導入:時間が足りない、でも眠りは削りたくない
睡眠の大切さは、誰もが分かっています。
私自身も「できるだけ7時間は寝よう」と意識してきました。
それでも、仕事が長引いたり、細かな用事が重なったりすると、
動画やSNSを控えていても、思うように睡眠時間を確保できない日があります。
「寝た方がいいのは分かっている。
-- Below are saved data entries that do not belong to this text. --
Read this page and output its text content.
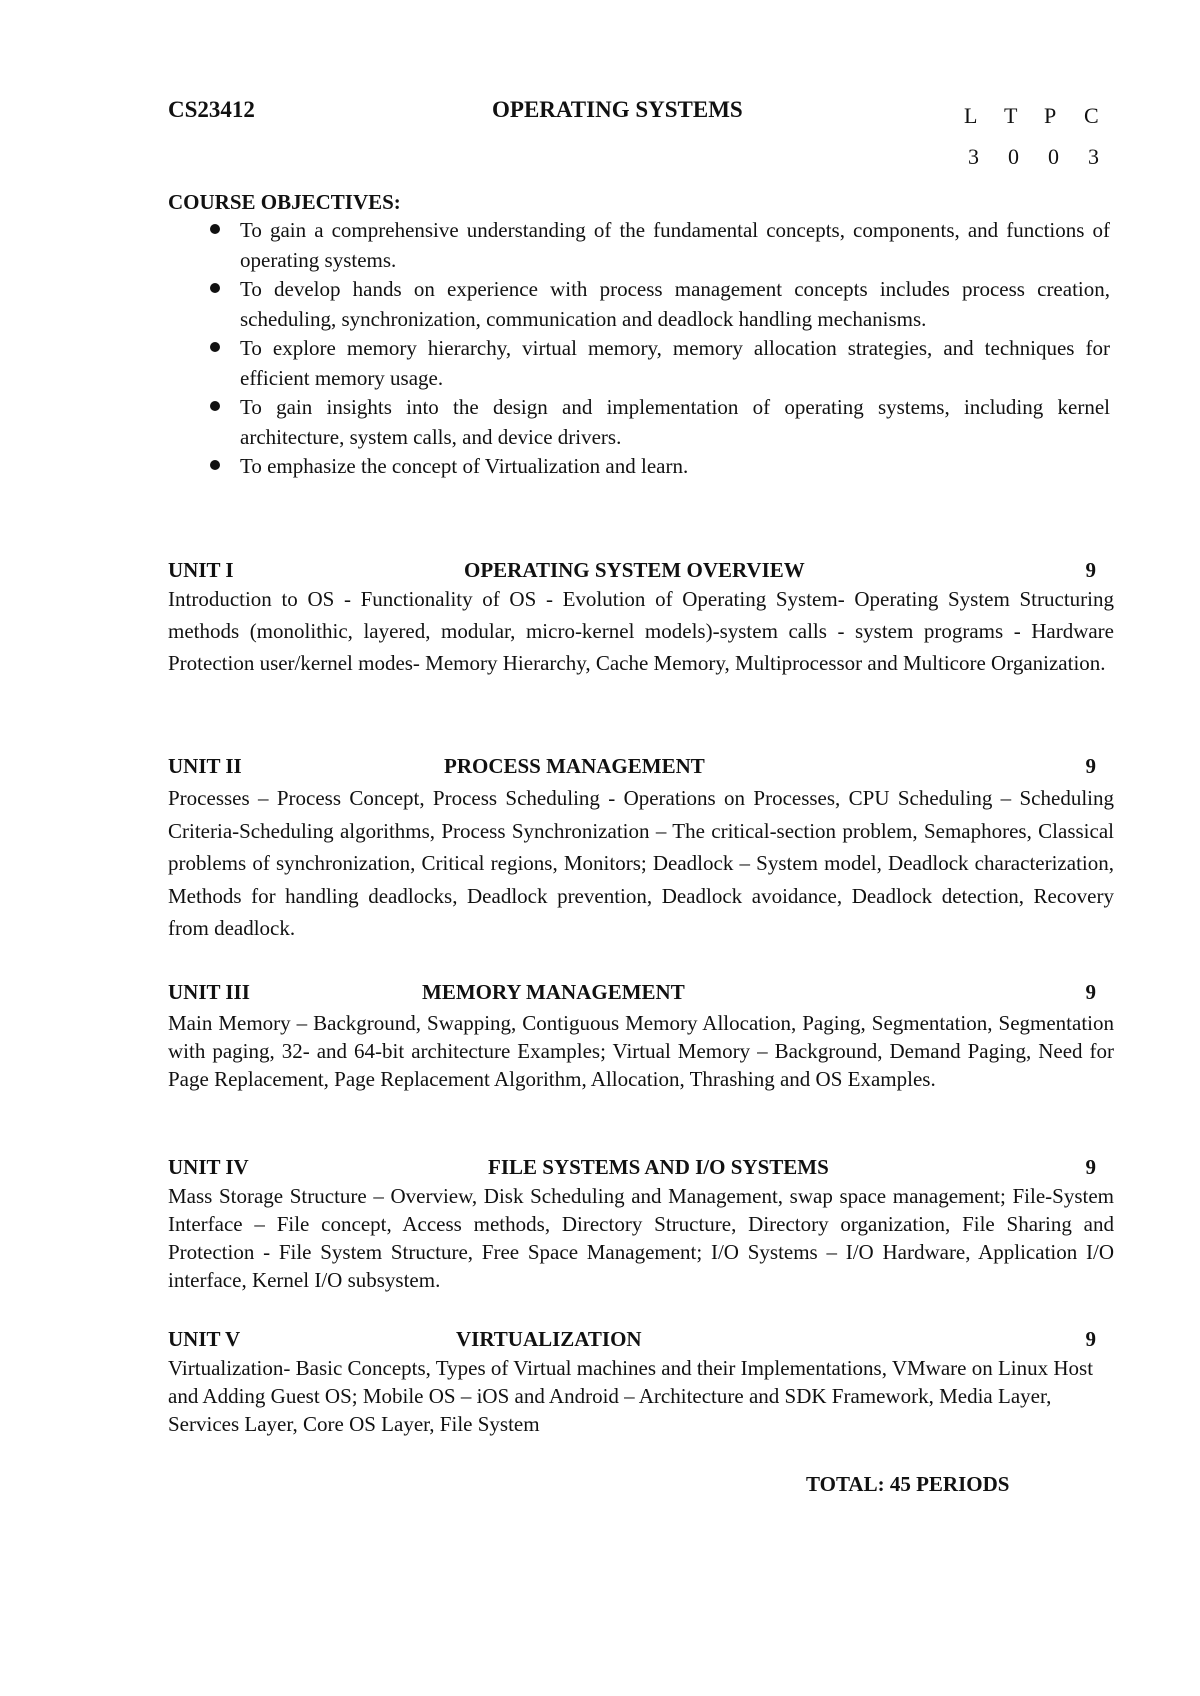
CS23412	OPERATING SYSTEMS	L T P C
3 0 0 3
COURSE OBJECTIVES:
To gain a comprehensive understanding of the fundamental concepts, components, and functions of operating systems.
To develop hands on experience with process management concepts includes process creation, scheduling, synchronization, communication and deadlock handling mechanisms.
To explore memory hierarchy, virtual memory, memory allocation strategies, and techniques for efficient memory usage.
To gain insights into the design and implementation of operating systems, including kernel architecture, system calls, and device drivers.
To emphasize the concept of Virtualization and learn.
UNIT I	OPERATING SYSTEM OVERVIEW	9

Introduction to OS - Functionality of OS - Evolution of Operating System- Operating System Structuring methods (monolithic, layered, modular, micro-kernel models)-system calls - system programs - Hardware Protection user/kernel modes- Memory Hierarchy, Cache Memory, Multiprocessor and Multicore Organization.

UNIT II	PROCESS MANAGEMENT	9

Processes – Process Concept, Process Scheduling - Operations on Processes, CPU Scheduling – Scheduling Criteria-Scheduling algorithms, Process Synchronization – The critical-section problem, Semaphores, Classical problems of synchronization, Critical regions, Monitors; Deadlock – System model, Deadlock characterization, Methods for handling deadlocks, Deadlock prevention, Deadlock avoidance, Deadlock detection, Recovery from deadlock.

UNIT III	MEMORY MANAGEMENT	9

Main Memory – Background, Swapping, Contiguous Memory Allocation, Paging, Segmentation, Segmentation with paging, 32- and 64-bit architecture Examples; Virtual Memory – Background, Demand Paging, Need for Page Replacement, Page Replacement Algorithm, Allocation, Thrashing and OS Examples.

UNIT IV	FILE SYSTEMS AND I/O SYSTEMS	9

Mass Storage Structure – Overview, Disk Scheduling and Management, swap space management; File-System Interface – File concept, Access methods, Directory Structure, Directory organization, File Sharing and Protection - File System Structure, Free Space Management; I/O Systems – I/O Hardware, Application I/O interface, Kernel I/O subsystem.

UNIT V	VIRTUALIZATION	9

Virtualization- Basic Concepts, Types of Virtual machines and their Implementations, VMware on Linux Host and Adding Guest OS; Mobile OS – iOS and Android – Architecture and SDK Framework, Media Layer, Services Layer, Core OS Layer, File System

TOTAL: 45 PERIODS
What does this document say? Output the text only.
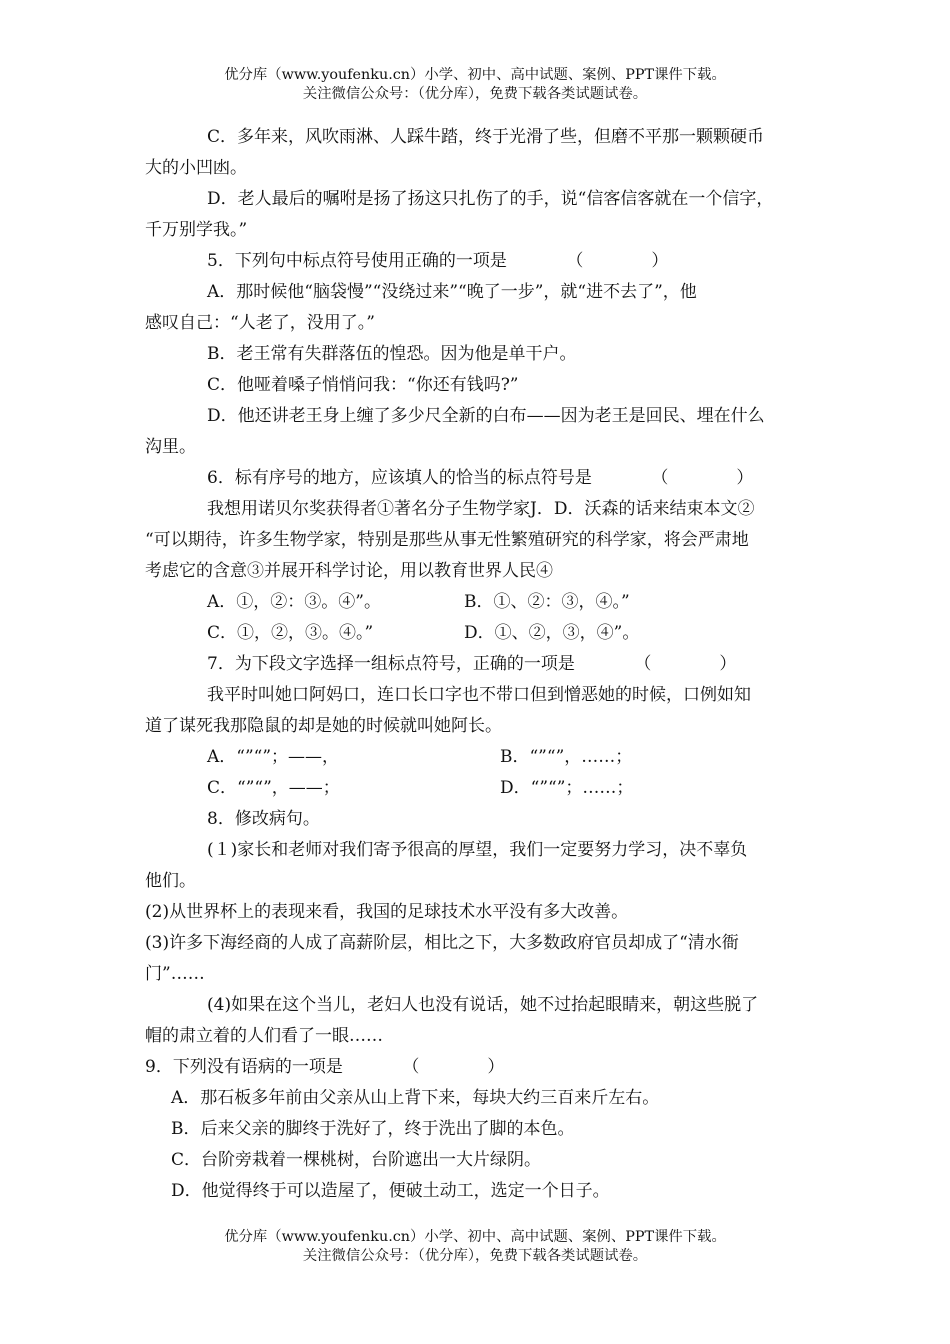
优分库（www.youfenku.cn）小学、初中、高中试题、案例、PPT课件下载。
关注微信公众号：（优分库），免费下载各类试题试卷。
C．多年来，风吹雨淋、人踩牛踏，终于光滑了些，但磨不平那一颗颗硬币
大的小凹凼。
D．老人最后的嘱咐是扬了扬这只扎伤了的手，说“信客信客就在一个信字，
千万别学我。”
5．下列句中标点符号使用正确的一项是　　　　（　　　　）
A．那时候他“脑袋慢”“没绕过来”“晚了一步”，就“进不去了”，他
感叹自己：“人老了，没用了。”
B．老王常有失群落伍的惶恐。因为他是单干户。
C．他哑着嗓子悄悄问我：“你还有钱吗?”
D．他还讲老王身上缠了多少尺全新的白布——因为老王是回民、埋在什么
沟里。
6．标有序号的地方，应该填人的恰当的标点符号是　　　　（　　　　）
我想用诺贝尔奖获得者①著名分子生物学家J．D．沃森的话来结束本文②
“可以期待，许多生物学家，特别是那些从事无性繁殖研究的科学家，将会严肃地
考虑它的含意③并展开科学讨论，用以教育世界人民④
A．①，②：③。④”。	B．①、②：③，④。”
C．①，②，③。④。”	D．①、②，③，④”。
7．为下段文字选择一组标点符号，正确的一项是　　　　（　　　　）
我平时叫她口阿妈口，连口长口字也不带口但到憎恶她的时候，口例如知
道了谋死我那隐鼠的却是她的时候就叫她阿长。
A．“”“”；——，	B．“”“”，……；
C．“”“”，——；	D．“”“”；……；
8．修改病句。
(１)家长和老师对我们寄予很高的厚望，我们一定要努力学习，决不辜负
他们。
(2)从世界杯上的表现来看，我国的足球技术水平没有多大改善。
(3)许多下海经商的人成了高薪阶层，相比之下，大多数政府官员却成了“清水衙
门”……
(4)如果在这个当儿，老妇人也没有说话，她不过抬起眼睛来，朝这些脱了
帽的肃立着的人们看了一眼……
9．下列没有语病的一项是　　　　（　　　　）
A．那石板多年前由父亲从山上背下来，每块大约三百来斤左右。
B．后来父亲的脚终于洗好了，终于洗出了脚的本色。
C．台阶旁栽着一棵桃树，台阶遮出一大片绿阴。
D．他觉得终于可以造屋了，便破土动工，选定一个日子。
优分库（www.youfenku.cn）小学、初中、高中试题、案例、PPT课件下载。
关注微信公众号：（优分库），免费下载各类试题试卷。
でも現実が追いつかない」
そんな感覚を抱えていたときに出会ったのが、
睡眠の“長さ”ではなく“密度”に注目する考え方でした。
気づき:「最初の90分」が睡眠の質を決める
『スタンフォード式 最高の睡眠』で繰り返し強調されているのが、
眠り始めの「黄金の90分」の重要性です。
睡眠には大きく分けて
- ノンレム睡眠(深い眠り)
- レム睡眠(浅い眠り)
があり、最初の90分に訪れるノンレム睡眠が、
一晩の中でもっとも深く、回復に重要な時間帯だとされています。
この時間に成長ホルモンが多く分泌され、
大人にとっては細胞の修復や代謝の調整、翌日の集中力に関わってきます。
「6時間しか寝ていないのに、なぜかスッキリする日がある」
その理由が、少し腑に落ちました。
体験:忙しい時期に「理にかなっていた行動」
以前、仕事が立て込んだ時期に、
遅くまで残業せず、始発で通勤する形で乗り切ったことがあります。
当時は苦肉の策でしたが、
「黄金の90分」という考え方を知ってから、
あの選択は結果的に理にかなっていたのだと気づきました。
もちろん、無理を続けることが解決策ではありません。
実際、その後は上司に相談し、体制そのものを調整しました。
この考え方は、あくまで一時的に自分を守るための選択肢だと捉えています。
行動①:どうしても作業がある日は、まず眠る
「眠いけれど、資料を作らなければならない」
そんな夜こそ、先に眠るという選択があります。
眠気を抱えたまま無理に続けるより、
一度眠って「黄金の90分」をしっかり取る。
そのタイミングで起きて作業に取りかかる方が、
結果的に集中できることも少なくありません。
行動②:眠りに入るための「儀式」をつくる
スムーズに眠るには、
体温を一度上げて、自然に下げていく流れが大切だと言われています。
そのため、就寝の約90分前に入浴するのが一つの目安になります。
私の場合、
という流れを決めておくと、
気づけば自然に眠るモードへ切り替わっています。
これは本に書かれている方法そのものではありませんが、
イチロー選手のルーティンのように、
自分なりの「眠りの儀式」を持つことが助けになると感じています。
行動③:眠る環境と「見える化」
眠る環境も、意外と大きな影響があります。
私は
- AirPods
- アイマスク
を使って、外部刺激をできるだけ遮断しています。
また、ランニング用に使っているGarminのGPSウォッチを
Appleのヘルスケアアプリと連携させ、
睡眠の深さを記録しています。
数字として見えると、
「どんな行動が眠りに影響したのか」を振り返りやすくなります。
仕事で言うところのPDCAのように、
睡眠も「振り返って、少し調整する」だけで変わってきます。
まとめ:「黄金の90分」は生活を取り戻す合言葉
忙しさに流されていると、
生活の主導権を失ったような感覚になることがあります。
「黄金の90分」という視点は、
完璧を目指すためのものではなく、
自分の生活を取り戻すための目印だと感じています。
眠りの密度を意識すること。
それだけでも、日常は少し整い始めます。